When Android first launched, one of the exciting aspect the developer community loved to muse about was its open source nature and how the ability to put the OS on any device could deliver us a future of Android washing machines and Android ovens.
This future hasn’t quite come to pass yet ( well, there was that ONE Android washing machine) but it has come a few steps closer with the launch of the Android ADK. The Accessories Developer Kit, launched in May, allows Android devices to connect and interoperate with Arduino-based USB devices. In plain language, this means that Google has created a relatively cheap, open, and easy way for external devices to be controlled by an Android device.
How Android Can Top Apple’s Accessories
This isn’t any sort of new landmark, these capabilities are already there with iPhone. However, Apple has complicated hardware innovation with the MFi, or Made for iPhone licensing program, which requires a hardware device to meet performance standards. This hurdle has kept companies from openly innovating on iOS peripherals and opens a major gap for Android to fill. Today the Android ADK is completely open with no NDAs, fees or approval processes to create a hardware device or the software to go with it.
The ADK consists of a hardware and software component. The hardware is based on the well-known Arduino design, and is currently available from several manufacturers. The board is a USB micro-controller, with inputs and outputs are managed by an ADK Shield that attaches to the micro-controller. The software consists of a library based on the Arduino USB Host Shield, the firmware for the micro-controller, the Android Accessory Protocol library, and several third-party libraries that can, among other functions, drive sensors and servos, and the Android application that connects with the accessory.
What’s Being Created With ADK
Thus far there haven’t been any major breakthroughs in the use of the ADK, no one is quite telling the spin cycle to start or the broiler to turn on via their HTC EVO, but some exciting concepts have been born.
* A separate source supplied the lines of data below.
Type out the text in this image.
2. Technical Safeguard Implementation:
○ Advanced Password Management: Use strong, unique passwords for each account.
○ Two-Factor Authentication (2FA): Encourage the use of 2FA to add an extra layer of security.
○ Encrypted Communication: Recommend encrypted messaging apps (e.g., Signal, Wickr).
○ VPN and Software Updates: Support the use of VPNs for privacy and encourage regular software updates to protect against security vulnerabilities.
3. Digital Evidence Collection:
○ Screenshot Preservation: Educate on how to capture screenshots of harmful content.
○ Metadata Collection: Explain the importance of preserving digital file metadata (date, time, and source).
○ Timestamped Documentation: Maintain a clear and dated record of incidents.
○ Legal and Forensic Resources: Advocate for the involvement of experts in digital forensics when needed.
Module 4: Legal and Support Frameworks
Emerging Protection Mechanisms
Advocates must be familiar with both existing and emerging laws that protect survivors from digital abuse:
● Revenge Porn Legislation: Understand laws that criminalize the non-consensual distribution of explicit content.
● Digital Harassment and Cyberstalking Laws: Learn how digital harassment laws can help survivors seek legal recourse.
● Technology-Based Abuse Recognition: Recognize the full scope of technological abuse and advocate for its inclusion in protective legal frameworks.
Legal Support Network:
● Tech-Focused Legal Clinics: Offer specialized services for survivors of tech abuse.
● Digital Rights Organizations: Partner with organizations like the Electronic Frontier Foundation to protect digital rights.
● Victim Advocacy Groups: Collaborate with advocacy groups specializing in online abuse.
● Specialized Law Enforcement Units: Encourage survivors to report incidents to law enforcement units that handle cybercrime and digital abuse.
At the ADK’s release, Google showed an Android game that would plug into an exercise bike and let the rider control his avatar via his peddling speed as well as the Android@Home system that could allow your phone to turn of lights and air conditioners.
In the same way Kinect hackers have been tearing the software apart, finding ways to help the blind and map streets**,** Android developers are only beginning to tinker with the ADK and find new applications. Some of the potential we see in the ADK includes:
- Home Automation: The device is the hub that controls environment (air-conditioning), lighting, entertainment and security systems.
- Medical Monitoring: The device connects to sensors in a garment to collect data around the clock without the patient needing to be in a facility. The device can then encrypt and transmit the data to the physician, or alert them in the case of data indicating a harmful situation developing.
- Personal Robotics: The device communicates with and controls a robot via an app on the device.
- Musical Performance: The device acts as a signal-processor, operating like a multi-effects ‘stomp-box’ to enhance a musicians performance.
- Remote Data Collection: a ruggedized device can be placed in a hostile environment to manage the collection of data – monitoring a volcano, or a waste-facility.
- Augmented Apparel: The device connects to a shirt or jacket that has an e-ink or other flexible panel attached. The device drives the display, allowing one to wear one’s Facebook status or Twitter feed (for just two obvious examples) almost on one’s sleeve.
Over the next few weeks we’ll begin working with the ADK in the Mutual Mobile R&D department looking at ways it could help medical companies gather data from Android-carrying patients, or allow a car manufacturer to have drivers turning on the ignition or the radio from their smartphones.